Doppler US and functional echocardiography studies have identified periods of low cardiac output and low “cerebral” perfusion in premature infants during the early hours after birth. In these studies, the authors observed that these low-flow states are not reliably detected by systemic BP measurements and do not always respond to vasopressor inotropes. In addition, these low cardiac output states are associated with low superior vena cava (SVC) flow, suggesting decreased cerebral perfusion. Up to 80% of premature infants have their lowest SVC flow between 5 and 12 hours after birth. Periods of low SVC flow are associated with disturbed cerebral oxygenation by near-infrared spectroscopy (NIRS). Both the nadir and duration of low SVC flow are associated with severe GM-IVH, and later adverse neurologic outcomes. In summary, the association between systemic BP disturbances, as currently measured and interpreted, and prematurity-related brain injury remains somewhat controversial (see Chapter 6 ).

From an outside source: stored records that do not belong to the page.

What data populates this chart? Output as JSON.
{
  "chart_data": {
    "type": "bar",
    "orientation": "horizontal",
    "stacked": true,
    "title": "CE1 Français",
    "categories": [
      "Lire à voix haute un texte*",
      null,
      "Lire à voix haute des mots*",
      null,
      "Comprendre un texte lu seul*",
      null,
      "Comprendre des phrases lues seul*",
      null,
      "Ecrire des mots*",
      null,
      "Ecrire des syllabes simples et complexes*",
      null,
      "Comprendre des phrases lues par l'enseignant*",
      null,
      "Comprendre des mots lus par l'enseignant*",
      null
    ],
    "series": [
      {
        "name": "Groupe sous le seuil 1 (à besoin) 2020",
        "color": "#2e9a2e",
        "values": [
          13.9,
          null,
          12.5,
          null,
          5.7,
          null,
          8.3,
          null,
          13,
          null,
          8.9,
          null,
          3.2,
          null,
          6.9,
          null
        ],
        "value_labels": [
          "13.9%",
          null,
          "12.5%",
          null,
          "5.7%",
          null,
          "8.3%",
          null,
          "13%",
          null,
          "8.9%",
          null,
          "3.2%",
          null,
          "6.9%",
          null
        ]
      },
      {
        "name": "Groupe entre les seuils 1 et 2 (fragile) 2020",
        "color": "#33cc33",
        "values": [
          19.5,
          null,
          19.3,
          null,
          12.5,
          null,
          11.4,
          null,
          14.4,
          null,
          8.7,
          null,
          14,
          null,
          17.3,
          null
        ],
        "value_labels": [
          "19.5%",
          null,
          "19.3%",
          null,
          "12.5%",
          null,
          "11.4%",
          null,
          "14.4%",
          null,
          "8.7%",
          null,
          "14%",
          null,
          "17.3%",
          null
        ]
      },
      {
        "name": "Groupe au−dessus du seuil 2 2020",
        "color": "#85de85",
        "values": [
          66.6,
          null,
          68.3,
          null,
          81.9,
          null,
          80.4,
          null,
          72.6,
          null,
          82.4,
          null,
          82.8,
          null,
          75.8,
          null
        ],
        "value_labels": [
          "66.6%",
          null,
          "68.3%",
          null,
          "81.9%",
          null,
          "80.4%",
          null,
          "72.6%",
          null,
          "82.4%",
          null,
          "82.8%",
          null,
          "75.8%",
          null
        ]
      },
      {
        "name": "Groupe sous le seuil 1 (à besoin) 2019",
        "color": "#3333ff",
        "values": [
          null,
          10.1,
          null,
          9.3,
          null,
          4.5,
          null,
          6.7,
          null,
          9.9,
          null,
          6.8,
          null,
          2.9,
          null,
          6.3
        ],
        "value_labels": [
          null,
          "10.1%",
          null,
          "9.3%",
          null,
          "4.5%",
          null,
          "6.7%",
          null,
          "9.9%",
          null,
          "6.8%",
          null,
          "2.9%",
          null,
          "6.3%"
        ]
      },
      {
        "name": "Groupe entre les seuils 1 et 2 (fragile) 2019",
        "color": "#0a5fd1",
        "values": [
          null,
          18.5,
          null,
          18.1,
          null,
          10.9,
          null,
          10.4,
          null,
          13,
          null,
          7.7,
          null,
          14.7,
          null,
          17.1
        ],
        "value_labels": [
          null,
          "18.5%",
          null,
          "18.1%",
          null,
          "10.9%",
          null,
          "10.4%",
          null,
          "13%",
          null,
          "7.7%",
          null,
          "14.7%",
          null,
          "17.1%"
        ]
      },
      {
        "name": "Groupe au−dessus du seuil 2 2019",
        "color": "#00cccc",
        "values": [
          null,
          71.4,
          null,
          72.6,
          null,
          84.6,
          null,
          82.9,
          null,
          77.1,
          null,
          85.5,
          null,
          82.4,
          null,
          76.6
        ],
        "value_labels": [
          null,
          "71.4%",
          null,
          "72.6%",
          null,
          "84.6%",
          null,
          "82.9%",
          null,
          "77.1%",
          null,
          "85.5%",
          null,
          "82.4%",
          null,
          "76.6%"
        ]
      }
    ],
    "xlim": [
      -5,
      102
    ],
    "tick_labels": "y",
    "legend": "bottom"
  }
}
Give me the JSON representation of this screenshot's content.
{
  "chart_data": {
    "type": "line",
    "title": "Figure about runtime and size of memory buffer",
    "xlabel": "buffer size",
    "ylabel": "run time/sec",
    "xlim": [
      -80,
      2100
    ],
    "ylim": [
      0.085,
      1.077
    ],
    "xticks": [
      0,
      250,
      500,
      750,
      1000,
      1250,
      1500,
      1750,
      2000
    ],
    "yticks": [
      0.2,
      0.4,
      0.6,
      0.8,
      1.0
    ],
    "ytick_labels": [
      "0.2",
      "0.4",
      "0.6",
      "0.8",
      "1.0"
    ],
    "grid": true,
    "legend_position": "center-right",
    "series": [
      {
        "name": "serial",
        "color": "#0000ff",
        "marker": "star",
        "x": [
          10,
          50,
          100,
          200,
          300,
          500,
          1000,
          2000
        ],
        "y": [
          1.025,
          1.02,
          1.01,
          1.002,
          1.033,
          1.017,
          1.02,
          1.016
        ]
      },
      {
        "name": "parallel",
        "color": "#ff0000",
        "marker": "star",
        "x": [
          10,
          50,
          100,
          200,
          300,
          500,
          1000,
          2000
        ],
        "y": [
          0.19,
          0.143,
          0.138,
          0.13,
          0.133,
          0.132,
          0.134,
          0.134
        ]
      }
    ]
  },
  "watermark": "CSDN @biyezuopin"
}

Resolving the Relationship Between Systemic Hemodynamics and Prematurity-Related Brain Injury: Obstacles to Progress

Several fundamental and interrelated challenges continue to impede our understanding of the relationship between changes in systemic hemodynamics, the immature response of the ANS, and brain injury in the premature infant. Advancing the field will require insight into the interaction between the immature systemic and cerebral hemodynamic systems, the ANS, and how this mediates injury to the immature brain.